A mesma visão política essencial é sustentada pelos morenistas do Movimento Revolucionário de Trabalhadores (MRT), ligados ao Partido dos Trabalhadores Socialistas (PTS) argentino. Em seu site Esquerda Diário, descrevem Bolsonaro como estando sem apoio dos militares e “acossado” pelos partidos da centro-direita. O site defende que essa é “uma conclusão mais sóbria do que as análises que exageram o intento golpista de Bolsonaro, num momento de claro debilitamento e desagregação de suas bases de apoio”.

A complacência pequeno burguesa desses grupos pseudoesquerdistas, que parte da sua firme crença na estabilidade eterna do Estado capitalista, só merece desprezo. As ameaças de Bolsonaro devem ser tomadas com a maior seriedade pela classe trabalhadora brasileira.

A realidade política no Brasil é determinada pela crise profunda do sistema capitalista mundial, que está balançando as democracias burguesas pelo mundo e empurrando as classes dominantes de todos os países a métodos ditatoriais. O golpe de 6 de janeiro nos Estados Unidos, reivindicado abertamente por Bolsonaro e acompanhado de perto por seu filho, Eduardo Bolsonaro, é a expressão mais aguda dessa virada política internacional.

A pandemia da COVID-19, elevou as contradições fundamentais do capitalismo a um grau explosivo. O aumento brutal da desigualdade social, os efeitos devastadores do coronavírus por todo o Brasil e a crise sem saída do capitalismo brasileiro são as forças objetivas impulsionando as movimentações golpistas de Jair Bolsonaro.

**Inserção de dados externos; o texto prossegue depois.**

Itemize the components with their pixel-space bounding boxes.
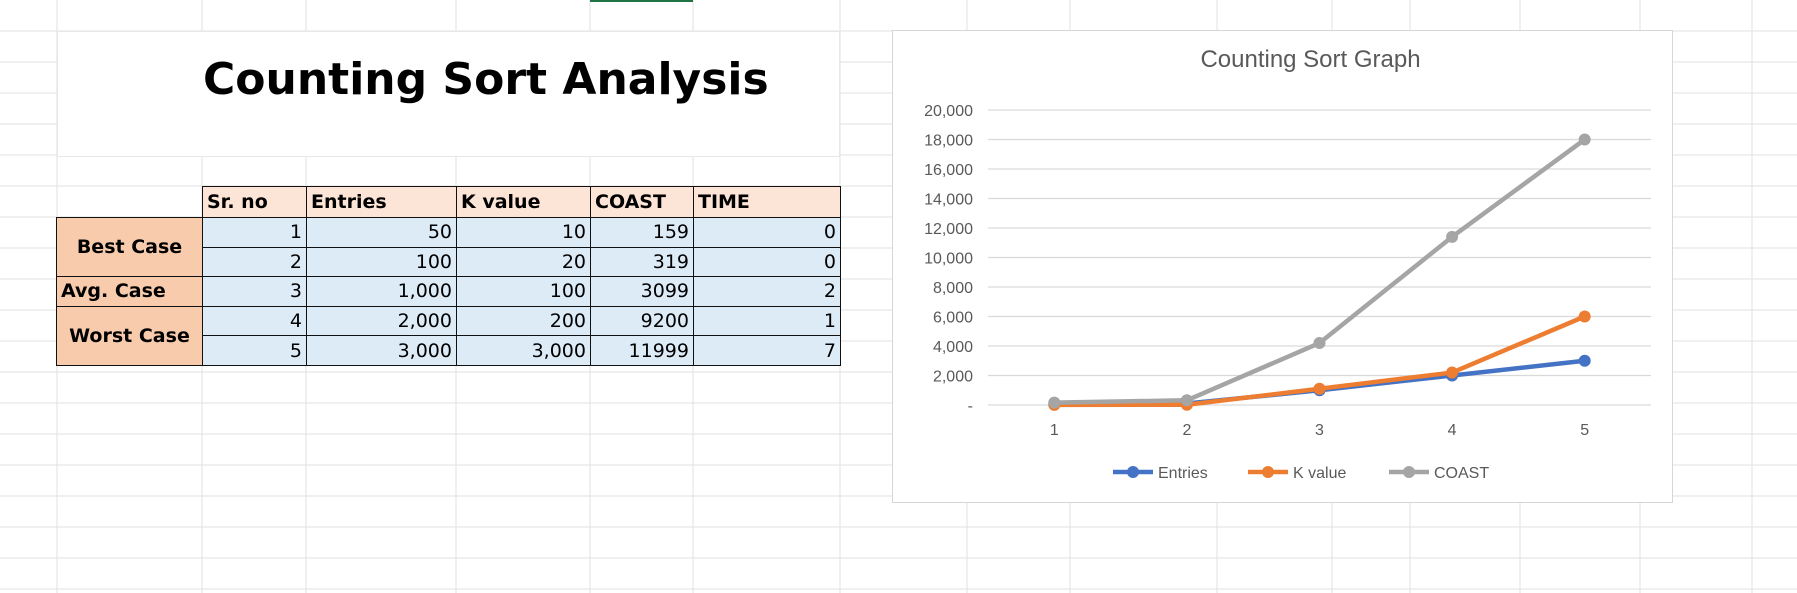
- line-chart: Counting Sort Graph - 2,000 4,000 6,000 8,000…: [924, 46, 1651, 482]
- y-tick-label: 12,000: [924, 221, 973, 238]
- y-tick-label: 6,000: [933, 310, 973, 327]
- cell-sr-no[interactable]: 3: [202, 276, 307, 307]
- case-label-avg[interactable]: Avg. Case: [56, 276, 203, 307]
- table-row: Worst Case 4 2,000 200 9200 1: [56, 305, 841, 366]
- cell-entries[interactable]: 3,000: [306, 335, 457, 366]
- sheet-title: Counting Sort Analysis: [203, 54, 769, 105]
- legend-swatch-marker: [1262, 466, 1274, 478]
- cell-entries[interactable]: 1,000: [306, 276, 457, 307]
- cell-k-value[interactable]: 200: [456, 305, 591, 337]
- header-row: Sr. no Entries K value COAST TIME: [57, 186, 841, 218]
- cell-sr-no[interactable]: 1: [202, 217, 307, 248]
- header-k-value[interactable]: K value: [456, 186, 591, 218]
- cell-k-value[interactable]: 3,000: [456, 335, 591, 366]
- x-tick-label: 1: [1050, 422, 1059, 439]
- cell-time[interactable]: 7: [693, 335, 841, 366]
- data-point: [1578, 310, 1591, 323]
- cell-coast[interactable]: 9200: [590, 305, 694, 337]
- data-point: [1180, 394, 1193, 407]
- legend-swatch-marker: [1403, 466, 1415, 478]
- y-tick-label: 10,000: [924, 251, 973, 268]
- cell-time[interactable]: 0: [693, 246, 841, 278]
- data-point: [1446, 366, 1459, 379]
- data-point: [1446, 230, 1459, 243]
- data-point: [1578, 354, 1591, 367]
- header-coast[interactable]: COAST: [590, 186, 694, 218]
- y-tick-label: 20,000: [924, 103, 973, 120]
- data-point: [1578, 133, 1591, 146]
- x-tick-label: 5: [1580, 422, 1589, 439]
- legend-label: Entries: [1158, 465, 1208, 482]
- results-table: Sr. no Entries K value COAST TIME Best C…: [56, 186, 841, 366]
- header-sr-no[interactable]: Sr. no: [202, 186, 307, 218]
- y-tick-label: 4,000: [933, 339, 973, 356]
- cell-coast[interactable]: 319: [590, 246, 694, 278]
- case-label-best[interactable]: Best Case: [56, 216, 203, 278]
- cell-k-value[interactable]: 10: [456, 217, 591, 248]
- y-tick-label: 8,000: [933, 280, 973, 297]
- cell-k-value[interactable]: 20: [456, 246, 591, 278]
- cell-sr-no[interactable]: 2: [202, 246, 307, 278]
- cell-time[interactable]: 1: [693, 305, 841, 337]
- chart-title: Counting Sort Graph: [1200, 46, 1420, 73]
- y-tick-label: 16,000: [924, 162, 973, 179]
- data-point: [1048, 396, 1061, 409]
- header-corner: [57, 187, 203, 218]
- cell-time[interactable]: 2: [693, 276, 841, 307]
- cell-time[interactable]: 0: [693, 217, 841, 248]
- cell-k-value[interactable]: 100: [456, 276, 591, 307]
- cell-entries[interactable]: 2,000: [306, 305, 457, 337]
- legend-label: COAST: [1434, 465, 1489, 482]
- y-tick-label: 2,000: [933, 369, 973, 386]
- legend-label: K value: [1293, 465, 1346, 482]
- cell-sr-no[interactable]: 4: [202, 305, 307, 337]
- chart-area[interactable]: Counting Sort Graph - 2,000 4,000 6,000 8,000…: [892, 30, 1673, 503]
- y-tick-label: 18,000: [924, 133, 973, 150]
- cell-coast[interactable]: 11999: [590, 335, 694, 366]
- cell-coast[interactable]: 159: [590, 217, 694, 248]
- y-tick-label: 14,000: [924, 192, 973, 209]
- x-tick-label: 4: [1448, 422, 1457, 439]
- cell-entries[interactable]: 100: [306, 246, 457, 278]
- cell-entries[interactable]: 50: [306, 217, 457, 248]
- table-row: Best Case 1 50 10 159 0: [56, 216, 841, 278]
- table-row: Avg. Case 3 1,000 100 3099 2: [56, 276, 841, 307]
- legend-swatch-marker: [1127, 466, 1139, 478]
- cell-sr-no[interactable]: 5: [202, 335, 307, 366]
- header-time[interactable]: TIME: [693, 186, 841, 218]
- x-tick-label: 3: [1315, 422, 1324, 439]
- case-label-worst[interactable]: Worst Case: [56, 305, 203, 366]
- y-tick-label: -: [968, 398, 973, 415]
- header-entries[interactable]: Entries: [306, 186, 457, 218]
- data-point: [1313, 382, 1326, 395]
- series-line-0: [1052, 358, 1587, 407]
- series-line-2: [1052, 137, 1587, 405]
- x-tick-label: 2: [1182, 422, 1191, 439]
- cell-coast[interactable]: 3099: [590, 276, 694, 307]
- data-point: [1313, 337, 1326, 350]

Entretanto, esses mesmos fatores objetivos estão criando as condições para um poderoso movimento revolucionário da classe trabalhadora no Brasil e no mundo. A classe trabalhadora brasileira não pode permitir mais um golpe militar fascista. Ela deve se armar politicamente para preveni-lo.

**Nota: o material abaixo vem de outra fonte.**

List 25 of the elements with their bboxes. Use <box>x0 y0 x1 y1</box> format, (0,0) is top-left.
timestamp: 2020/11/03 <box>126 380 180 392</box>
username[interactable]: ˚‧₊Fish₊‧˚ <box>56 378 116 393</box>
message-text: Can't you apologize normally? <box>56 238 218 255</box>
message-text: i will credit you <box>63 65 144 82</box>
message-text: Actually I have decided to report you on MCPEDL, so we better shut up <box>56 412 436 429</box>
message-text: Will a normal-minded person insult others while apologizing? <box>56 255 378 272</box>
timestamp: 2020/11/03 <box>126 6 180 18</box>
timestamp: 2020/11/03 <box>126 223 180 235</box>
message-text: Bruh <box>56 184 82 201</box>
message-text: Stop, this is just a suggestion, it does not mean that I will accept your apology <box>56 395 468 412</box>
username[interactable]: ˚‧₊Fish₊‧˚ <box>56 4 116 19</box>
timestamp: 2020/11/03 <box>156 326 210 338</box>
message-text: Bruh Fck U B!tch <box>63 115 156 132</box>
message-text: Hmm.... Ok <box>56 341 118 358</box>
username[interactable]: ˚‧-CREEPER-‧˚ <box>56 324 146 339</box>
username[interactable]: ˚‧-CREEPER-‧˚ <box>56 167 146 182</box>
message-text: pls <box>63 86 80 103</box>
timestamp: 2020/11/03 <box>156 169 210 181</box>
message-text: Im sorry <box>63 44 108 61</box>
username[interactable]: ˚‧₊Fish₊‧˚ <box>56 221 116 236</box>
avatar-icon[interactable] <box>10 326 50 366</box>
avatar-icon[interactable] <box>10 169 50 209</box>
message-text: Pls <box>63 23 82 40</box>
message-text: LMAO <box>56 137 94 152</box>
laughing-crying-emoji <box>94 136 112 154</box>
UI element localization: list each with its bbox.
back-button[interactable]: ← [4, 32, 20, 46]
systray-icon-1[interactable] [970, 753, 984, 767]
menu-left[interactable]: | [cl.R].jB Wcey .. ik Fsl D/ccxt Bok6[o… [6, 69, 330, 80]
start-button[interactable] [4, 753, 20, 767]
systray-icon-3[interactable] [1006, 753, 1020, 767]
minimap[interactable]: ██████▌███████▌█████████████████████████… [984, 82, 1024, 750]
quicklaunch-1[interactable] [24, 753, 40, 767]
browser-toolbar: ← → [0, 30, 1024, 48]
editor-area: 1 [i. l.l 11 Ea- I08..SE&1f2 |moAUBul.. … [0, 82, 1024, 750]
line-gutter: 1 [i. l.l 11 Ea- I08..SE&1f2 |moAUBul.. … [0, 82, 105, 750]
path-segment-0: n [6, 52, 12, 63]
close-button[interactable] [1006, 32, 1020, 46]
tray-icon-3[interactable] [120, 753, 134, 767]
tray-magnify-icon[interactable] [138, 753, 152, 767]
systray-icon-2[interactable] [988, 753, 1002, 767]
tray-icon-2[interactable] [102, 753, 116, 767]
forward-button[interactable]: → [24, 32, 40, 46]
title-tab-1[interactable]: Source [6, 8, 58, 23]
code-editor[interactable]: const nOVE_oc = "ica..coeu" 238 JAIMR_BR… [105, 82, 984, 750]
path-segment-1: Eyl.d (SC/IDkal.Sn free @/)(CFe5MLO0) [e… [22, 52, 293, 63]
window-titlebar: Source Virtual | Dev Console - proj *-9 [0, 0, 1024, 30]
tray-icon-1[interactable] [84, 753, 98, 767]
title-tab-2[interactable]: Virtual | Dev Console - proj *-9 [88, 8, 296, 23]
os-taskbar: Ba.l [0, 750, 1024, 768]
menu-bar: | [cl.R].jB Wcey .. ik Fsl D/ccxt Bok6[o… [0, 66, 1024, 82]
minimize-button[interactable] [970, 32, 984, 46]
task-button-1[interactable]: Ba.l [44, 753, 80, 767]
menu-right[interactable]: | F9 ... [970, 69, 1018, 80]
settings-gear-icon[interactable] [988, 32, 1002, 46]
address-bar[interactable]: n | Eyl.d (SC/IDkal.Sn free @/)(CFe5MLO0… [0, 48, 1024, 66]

A luta contra as ameaças ditatoriais deve fundir-se com a luta para barrar a pandemia da COVID-19 e resolver a crise social que afeta milhões de trabalhadores. A questão decisiva na preparação para a onda de levantes revolucionários que se avizinha é a construção de uma direção socialista e internacionalista na classe operária – isto é, a seção brasileira do Comitê Internacional da Quarta Internacional.